Why I Wanted Padova to Have Its Own Climate Action Week

Daniele Pernigotti

The idea for Padova Climate Action Week was born far from Padova—around 1490 kilometers away, to be exact. Last June, I was in London during their Climate Action Week, where for an entire week, the city was buzzing with all kinds of events all focused on one topic: acting on the climate crisis. Everywhere I went, I found roundtables, workshops, talks, informal meetups, cultural events—all speaking the same language: what can we do, concretely, starting now?

I have been to many climate meetings and conferences, but what struck me most about the London Climate Action Week (LCAW) was not the scale, but the approach.

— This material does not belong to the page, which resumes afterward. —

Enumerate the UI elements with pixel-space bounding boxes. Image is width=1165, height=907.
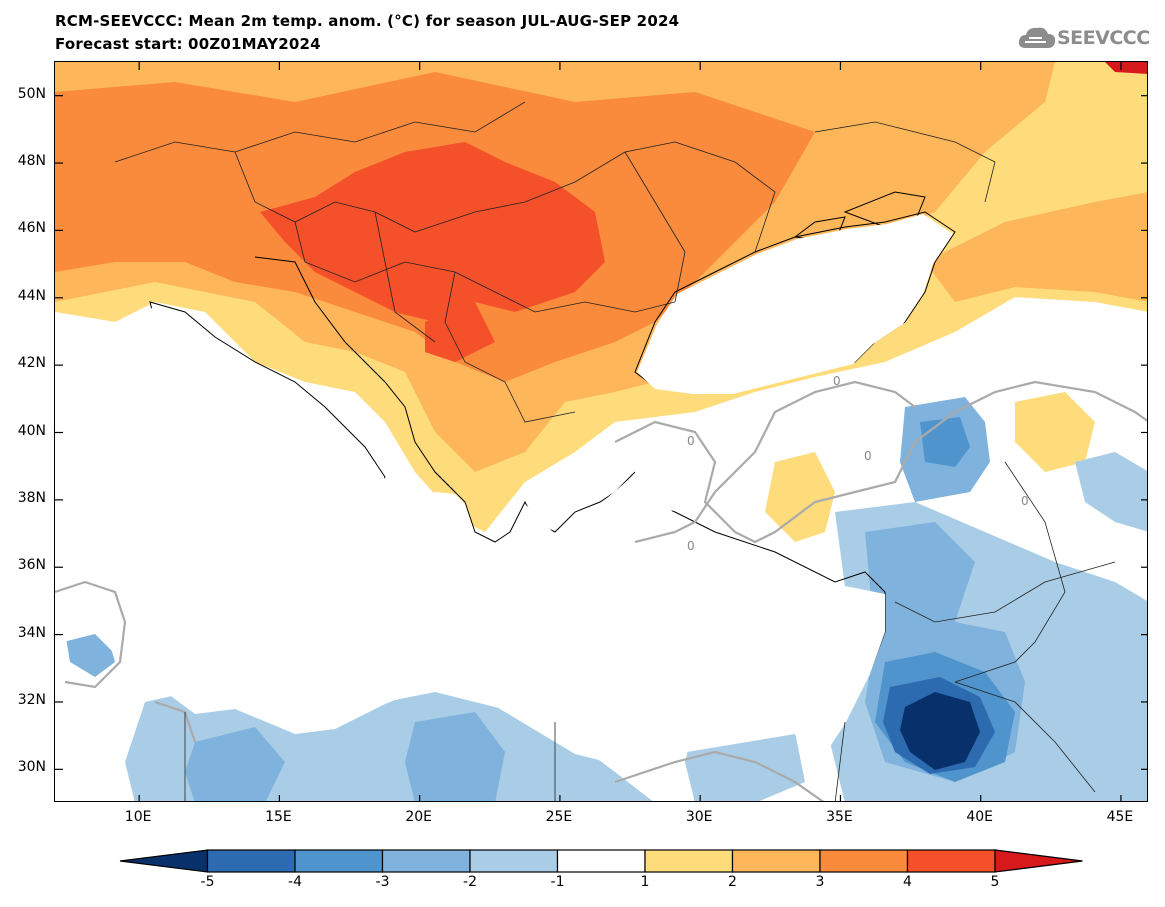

LCAW is not a big, top-down conference designed by a handful of large organizations. It is a bottom-up platform: a common banner under which very different actors such as NGOs, universities, businesses, grassroots groups, public institutions and citizens—both from within and outside of London—can propose their own events and connect to each other. That diversity created something powerful: a real concentration of climate action, creativity and passion in one place and time. Multiple paths, oftentimes converging, sometimes diverging but running parallel toward the same goal.

Coming back home, I kept thinking: if this works in London, why not in Padova?

The city is an important university hub, surrounded by a dynamic industrial region and close to fragile territories that are already under pressure. We have all the ingredients: research, innovation, active civil society, engaged administrations and businesses that are already working on the transition, as well as citizens and groups who could not care less—to put it mildly—but therefore hold the seeds for transformation. What we were missing was a shared moment dedicated to our city to bring these energies together and make them visible, connected, and more effective.

Padova Climate Action Week was created exactly for this reason: to offer a common home to those who are already doing a lot, and a stepping stone to those who want to start getting involved.

For one week, we want the city to become a crossroads where projects meet, where those who work on mitigation talk to those who work on adaptation, where finance meets activism, where institutions listen to young people and vice versa.

My hope is that, year after year, Padova Climate Action Week will help us shift from isolated initiatives to a living ecosystem of collaboration. Because facing the climate crisis is not about a single project or a single sector; it is about building alliances and multiplying the impact of what each of us is already doing.

This is why we started Padova Climate Action Week. Not to add yet another event to the calendar, but to create a platform where not only the city but the entire country, in all its diversity, can come together around a shared purpose: turning good intentions into concrete, collective action.